The ETOS group operates at the interface between experimental and computer-assisted organic synthesis. Our work is largely driven by inspiration drawn from polycylic alkaloid natural products which are used as platforms for development of new synthetic methods and the study of mechanistically intriguing processes.
Organic Synthetic Chemistry
Organic synthetic reactions should be readily accessible to the entire scientific community, allowing people to easily make the molecules they need. This is why we are interested in the development of reliable bench-stable reagents, and spot-to-spot open-flask synthetic methods. To foster new synthetic ideas and to truly acid-test the limitations of current chemistry, we are pursuing the development of ideal syntheses for polycylic alkaloids. In particular, we are interested in the synthesis and biology of structurally unique and highly rare racemic alkaloids.
The overarching theme in all of our research efforts is the fundamental physical understanding of the chemical processes involved. With deeper understanding of underlying regio- and stereoselectivity elements comes greater control over the chemistry at hand. In the long run, we hope such an approach of combining synthesis with computational tools on a fundamental level will provide chemists with reliable tools for a-priori prediction even in the realm of dauntingly complex natural product syntheses.
Relevant publications:
- Serna, A. V.; Kürti, L.*, Siitonen, J. H.* “Total Synthesis of (±)-Setigerumine I: Biosynthetic Origins of the Elusive Racemic Papaveracaea Isoxazolidine Alkaloids”, ChemRXiv preprint, 2021.
- Siitonen, J. H.; Kattamuri, P. V.; Yousufuddin, M.; Kürti, L.* “Arylboronic Acid-Catalyzed C-Allylation of Unprotected Oximes: Total Synthesis of N-Me-Euphococcine”, Org. Lett. 2020, 22, 6, 2486 (DOI).
- Siitonen, J. H.*; Lira, S.; Youssufuddin, M.; Kürti, L.* “Total Synthesis of Isatindigotindoline C”, Org. Biomol. Chem. 2020, 18, 2051 (DOI). Featured in Org. Chem. Highlights: Alkaloid Synthesis
Computational and Theoretical Synthetic Chemistry
How can we mathematically represent organic synthesis and what insights does this give us? We are developing algorithms, data structures and mathematical representations, especially those based on graph theory, to provide new ways of looking at organic synthesis.
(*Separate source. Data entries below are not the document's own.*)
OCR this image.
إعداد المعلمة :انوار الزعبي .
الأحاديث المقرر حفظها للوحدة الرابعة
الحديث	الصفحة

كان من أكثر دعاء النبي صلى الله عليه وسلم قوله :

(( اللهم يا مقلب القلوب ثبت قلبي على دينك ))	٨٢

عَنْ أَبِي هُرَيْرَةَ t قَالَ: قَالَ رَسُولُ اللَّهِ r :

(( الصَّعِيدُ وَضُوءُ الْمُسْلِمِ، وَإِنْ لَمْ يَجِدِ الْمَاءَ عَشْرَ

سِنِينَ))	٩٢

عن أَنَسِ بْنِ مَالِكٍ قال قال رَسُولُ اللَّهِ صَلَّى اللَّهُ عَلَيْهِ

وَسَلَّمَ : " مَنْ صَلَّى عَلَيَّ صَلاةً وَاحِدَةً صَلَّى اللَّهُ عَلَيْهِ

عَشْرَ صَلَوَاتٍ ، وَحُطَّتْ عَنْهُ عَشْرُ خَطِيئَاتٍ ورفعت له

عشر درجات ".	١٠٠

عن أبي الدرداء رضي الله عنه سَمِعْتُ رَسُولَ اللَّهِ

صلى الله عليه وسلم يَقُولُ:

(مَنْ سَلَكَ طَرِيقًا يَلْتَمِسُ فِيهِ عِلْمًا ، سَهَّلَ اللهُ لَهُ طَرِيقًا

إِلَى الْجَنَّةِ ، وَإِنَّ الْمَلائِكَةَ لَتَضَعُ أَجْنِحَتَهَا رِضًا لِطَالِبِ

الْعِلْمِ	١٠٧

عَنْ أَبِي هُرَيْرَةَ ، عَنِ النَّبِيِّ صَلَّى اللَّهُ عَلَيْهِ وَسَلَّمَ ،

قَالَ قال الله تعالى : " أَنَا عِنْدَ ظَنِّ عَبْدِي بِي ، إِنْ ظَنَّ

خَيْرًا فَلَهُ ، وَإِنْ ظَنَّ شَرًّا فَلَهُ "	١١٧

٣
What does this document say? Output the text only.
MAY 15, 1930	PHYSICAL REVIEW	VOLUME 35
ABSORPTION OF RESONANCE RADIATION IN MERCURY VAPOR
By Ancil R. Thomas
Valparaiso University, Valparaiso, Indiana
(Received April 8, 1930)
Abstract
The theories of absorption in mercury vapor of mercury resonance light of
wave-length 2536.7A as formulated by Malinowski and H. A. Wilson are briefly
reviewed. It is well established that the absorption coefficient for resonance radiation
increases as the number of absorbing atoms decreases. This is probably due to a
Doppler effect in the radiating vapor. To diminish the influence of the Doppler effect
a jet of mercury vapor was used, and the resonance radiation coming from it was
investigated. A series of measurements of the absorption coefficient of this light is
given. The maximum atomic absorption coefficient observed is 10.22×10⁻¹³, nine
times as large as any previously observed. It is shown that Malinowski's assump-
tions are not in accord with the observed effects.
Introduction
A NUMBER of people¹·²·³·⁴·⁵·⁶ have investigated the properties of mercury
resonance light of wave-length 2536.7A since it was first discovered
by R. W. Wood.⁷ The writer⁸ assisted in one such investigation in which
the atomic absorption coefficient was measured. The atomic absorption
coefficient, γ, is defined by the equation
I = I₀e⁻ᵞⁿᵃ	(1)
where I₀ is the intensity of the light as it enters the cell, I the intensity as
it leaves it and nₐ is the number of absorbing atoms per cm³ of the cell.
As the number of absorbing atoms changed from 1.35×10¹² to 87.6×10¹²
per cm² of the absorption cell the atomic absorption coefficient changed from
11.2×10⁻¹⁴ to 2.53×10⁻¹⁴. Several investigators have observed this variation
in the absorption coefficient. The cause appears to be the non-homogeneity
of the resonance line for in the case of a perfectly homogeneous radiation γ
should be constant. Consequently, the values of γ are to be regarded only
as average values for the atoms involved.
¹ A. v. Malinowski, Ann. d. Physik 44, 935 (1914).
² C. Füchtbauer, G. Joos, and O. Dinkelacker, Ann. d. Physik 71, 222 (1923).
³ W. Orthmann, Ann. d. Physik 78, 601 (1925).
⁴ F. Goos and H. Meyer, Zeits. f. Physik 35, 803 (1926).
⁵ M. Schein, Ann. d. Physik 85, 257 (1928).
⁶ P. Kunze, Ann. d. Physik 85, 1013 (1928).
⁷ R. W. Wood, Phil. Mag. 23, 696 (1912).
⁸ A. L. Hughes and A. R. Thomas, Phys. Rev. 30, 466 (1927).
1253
In addition, we are heavily involved in studying reaction mechanisms using computational methods. Main quantum-chemistry tools used are Gaussian, xTB, crest, ORCA, Molcas, NCIplot and IboView. For studying energy landscapes a breadth of tools, including NEB and GSM are used. In particular, we are focused on applying intrinsic bonding orbitals (IBOs) in combination with minimum energy pathway finding methods as tools to understand the inner workings of chemical reactions.
Relevant publications:
- Csókás, D.; Siitonen, J. H.; Pihko, P. M.*; Papai, I.* “Conformationally Locked Pyramidality Explains the Methylation Stereochemistry of trans-Fused Butyrolactones”, Org. Lett. 2020, 22, 12, 4597 (DOI).
- Cheng, Q.-Q.; Zhou, Z.; Jiang, H.; Siitonen, J. H.; Ess, D. H.*; Zhang X.; Kürti, L.* “Organocatalytic nitrogen-transfer to unactivated olefins via transient oxaziridines”, Nature Catalysis 2020, 3, 386. (DOI).
Chemistry Education
What are the key contributors to effective and inclusive chemistry education?
Outside of organic chemistry research one of our main efforts in chemistry education is aimed at helping and encouraging kids interested who are interested in science. We want to help kids who are interested in science get the support they need to become the next generation of scientist and engineers.
We am also interested in providing university level students with a comprehensive understanding of chemistry. Chemistry concepts should not be divided into separate categories such as physical, inorganic, organic or analytical, but rather they should be unified to form a coherent body of information. The same underlying physics, quantum mechanics and thermodynamics, governs all of chemistry.
As for learning theories and pedagogy, we are studying the effects of emotions on learning science. Oftentimes sciences are seen as cold and separate from emotions. However, emotions play a key role in science education and should be taken into account when planning, executing and evaluating truly inclusive higher education.